Cinema: Anatomia da devastação
Volta aos cinemas, em cópia restaurada, Iracema: uma transa amazônica (1975). Proibido pela ditadura, o filme acompanha um caminhoneiro ufanista e uma adolescente ribeirinha. No centro, progresso e destruição. Devastação humana, estupro da natureza, ou vice-versa
Publicado 24/07/2025 às 16:40

Por José Geraldo Couto, no blog do IMS
Um filme que parece ainda mais vivo e pungente hoje do que quando foi realizado, há meio século. O prodígio, intitulado Iracema: uma transa amazônica (1975), de Jorge Bodanzky e Orlando Senna, volta aos cinemas nesta quinta-feira, em cópia devidamente restaurada.
É uma obra extraordinária sob qualquer ângulo que se olhe. Misto de road movie, drama e documentário, narra duas trajetórias que se cruzam no norte selvagem do país: a do caminhoneiro Tião Brasil Grande (Paulo César Pereio) e a da adolescente pobre Iracema (Edna de Cássia).
Não será exagero dizer que nesse cruzamento de destinos se resume de modo cabal o processo de “espoliação da natureza e das gentes” que, nas palavras de Darcy Ribeiro, caracteriza nossa história. À devastação desenfreada da mata por madeireiros, mineradores e criadores de gado corresponde a degradação humana das populações da região, expressa no trabalho semiescravo, no etnocídio de povos indígenas, nas condições precárias de vida e na prostituição de meninas.
Documento e ficção
Uma dessas meninas é Iracema, adolescente ribeirinha descendente de indígenas, que vai a Belém participar da festa do Círio de Nazaré e acaba se prostituindo na periferia da cidade. É lá que a encontra casualmente Tião, caminhoneiro gaúcho cínico e oportunista, que combina um discurso ufanista típico da ditadura militar com o desejo explícito de “levar vantagem em tudo”. Transporta madeira, gado, minério – o que for mais lucrativo no momento. As estradas – símbolo do desenvolvimentismo verde-amarelo – são o seu elemento. É um culpado útil, como tantos que hoje alimentam os projetos da extrema direita pelo mundo.

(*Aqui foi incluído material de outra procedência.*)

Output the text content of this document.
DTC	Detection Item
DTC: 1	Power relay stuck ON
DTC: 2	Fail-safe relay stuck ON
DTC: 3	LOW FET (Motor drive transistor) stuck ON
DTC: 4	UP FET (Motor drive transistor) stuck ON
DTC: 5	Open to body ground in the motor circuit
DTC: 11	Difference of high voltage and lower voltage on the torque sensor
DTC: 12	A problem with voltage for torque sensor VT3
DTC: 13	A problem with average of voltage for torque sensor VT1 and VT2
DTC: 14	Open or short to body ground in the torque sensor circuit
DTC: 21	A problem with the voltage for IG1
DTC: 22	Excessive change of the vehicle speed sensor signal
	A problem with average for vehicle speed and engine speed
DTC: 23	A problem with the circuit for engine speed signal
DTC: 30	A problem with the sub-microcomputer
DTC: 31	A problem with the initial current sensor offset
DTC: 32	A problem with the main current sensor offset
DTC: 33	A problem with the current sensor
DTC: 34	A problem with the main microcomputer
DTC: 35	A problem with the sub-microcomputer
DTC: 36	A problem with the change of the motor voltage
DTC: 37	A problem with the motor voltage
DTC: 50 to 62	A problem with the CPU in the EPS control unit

A atualidade atordoante de Iracema reside não apenas em seus temas, mas no modo como articula o macro e o micro, o documentário e a ficção. O dispositivo narrativo básico é relativamente simples: Pereio, ator excepcional, interage com não-atores da região, servindo como elemento provocador – de conversas, de debates, de revelações. Entre uma conversa e outra, em suas viagens pelas estradas que rasgam a mata, vemos a destruição promovida pelas queimadas, tratores e motosserras.
A progressão do relato é descontínua, operando aos saltos. Entre uma cena e outra podem passar-se dias ou anos. Iracema e uma colega prostituta (Conceição Senna, mulher de Orlando Senna e uma das poucas atrizes profissionais do elenco) são levadas por um piloto (o próprio Orlando Senna) à fazenda de um “americano”. Não vemos o que se passa lá, mas apenas a volta das moças num caminhão pau-de-arara.

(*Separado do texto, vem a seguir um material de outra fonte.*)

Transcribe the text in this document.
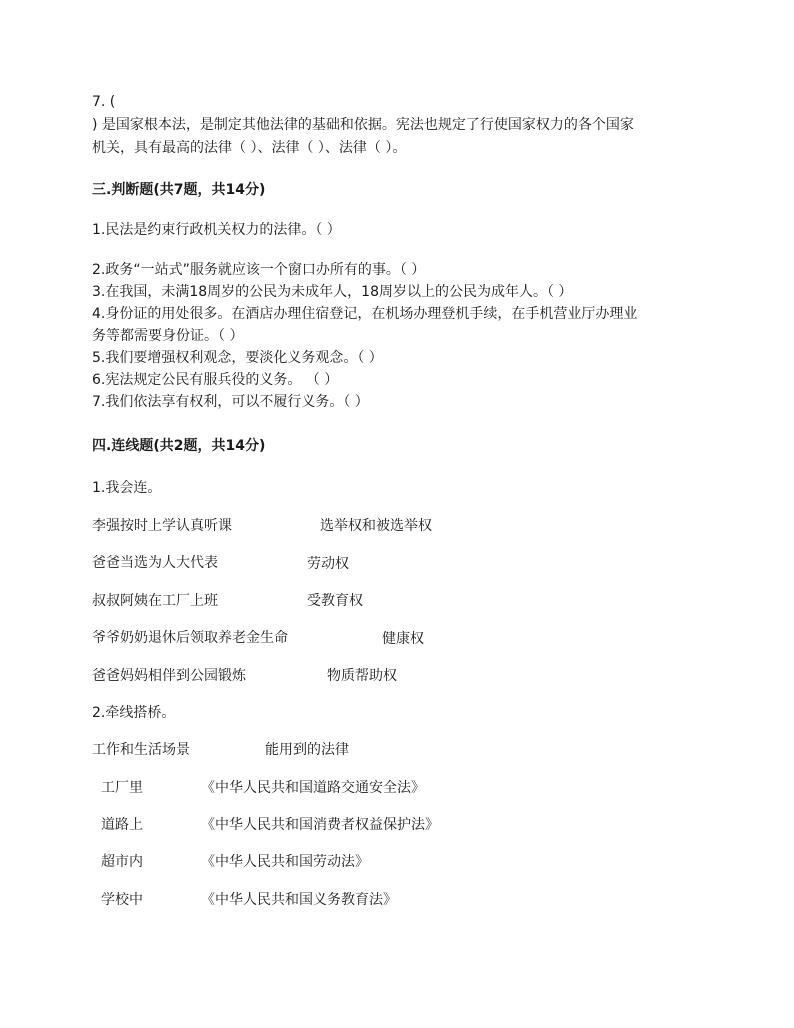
7. (
) 是国家根本法，是制定其他法律的基础和依据。宪法也规定了行使国家权力的各个国家
机关，具有最高的法律（ ）、法律（ ）、法律（ ）。
三.判断题(共7题，共14分)
1.民法是约束行政机关权力的法律。（ ）
2.政务“一站式”服务就应该一个窗口办所有的事。（ ）
3.在我国，未满18周岁的公民为未成年人，18周岁以上的公民为成年人。（ ）
4.身份证的用处很多。在酒店办理住宿登记，在机场办理登机手续，在手机营业厅办理业
务等都需要身份证。（ ）
5.我们要增强权利观念，要淡化义务观念。（ ）
6.宪法规定公民有服兵役的义务。 （ ）
7.我们依法享有权利，可以不履行义务。（ ）
四.连线题(共2题，共14分)
1.我会连。
李强按时上学认真听课	选举权和被选举权
爸爸当选为人大代表	劳动权
叔叔阿姨在工厂上班	受教育权
爷爷奶奶退休后领取养老金生命	健康权
爸爸妈妈相伴到公园锻炼	物质帮助权
2.牵线搭桥。
工作和生活场景	能用到的法律
工厂里	《中华人民共和国道路交通安全法》
道路上	《中华人民共和国消费者权益保护法》
超市内	《中华人民共和国劳动法》
学校中	《中华人民共和国义务教育法》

Num reencontro entre Tião e Iracema, num puteiro de beira de estrada, a garota está sem um dente e muito mais desbocada e despudorada. Intuímos que se passou um bom tempo, mas isso não é informado por outros meios (diálogo, letreiro). O caminhoneiro a chama de Jurema e a trata como um objeto desfrutável e humilhável.
O avesso do mito
Há uma espécie de eterno retorno a paisagens e situações semelhantes, como que a reafirmar a ideia central de progresso e destruição se alimentando reciprocamente. Devastação humana, estupro da natureza, ou vice-versa. O verdadeiro Bye bye Brasil. Não foi casual, certamente, a escolha do nome: Iracema, anagrama de América, a “virgem dos lábios de mel” da visão romântica de José de Alencar, mito fundador aqui revirado do avesso.
A ditadura militar proibiu durante cinco anos a exibição desse filme no país, inclusive em festivais, alegando que era uma produção estrangeira (tem coprodução da emissora alemã ZDF) que trazia uma visão negativa do país. No Festival de Brasília de 1980, realizado a duras penas devido ao boicote do governo federal, Iracema ganhou os prêmios de melhor filme, atriz (Edna de Cássia), montagem e atriz coadjuvante (Conceição Senna). Os diretores viajaram de São Paulo a Brasília de carro, pois o festival não bancou as passagens aéreas, e Edna nem compareceu, porque não ganhou passagem.
Edna, aliás, não quis seguir carreira de atriz. Formou-se professora e hoje, aos 65 anos, está aposentada. Na época das filmagens, tinha 15 anos e precisou de autorização dos pais e do juizado de menores para atuar. Sua presença na tela é única em mais de um sentido: nenhuma atriz profissional conseguiria expressar o frescor e a contundência de suas falas e gestos. Em seu rosto moreno, é um Brasil profundo, belo e sofrido, que mostra sua cara.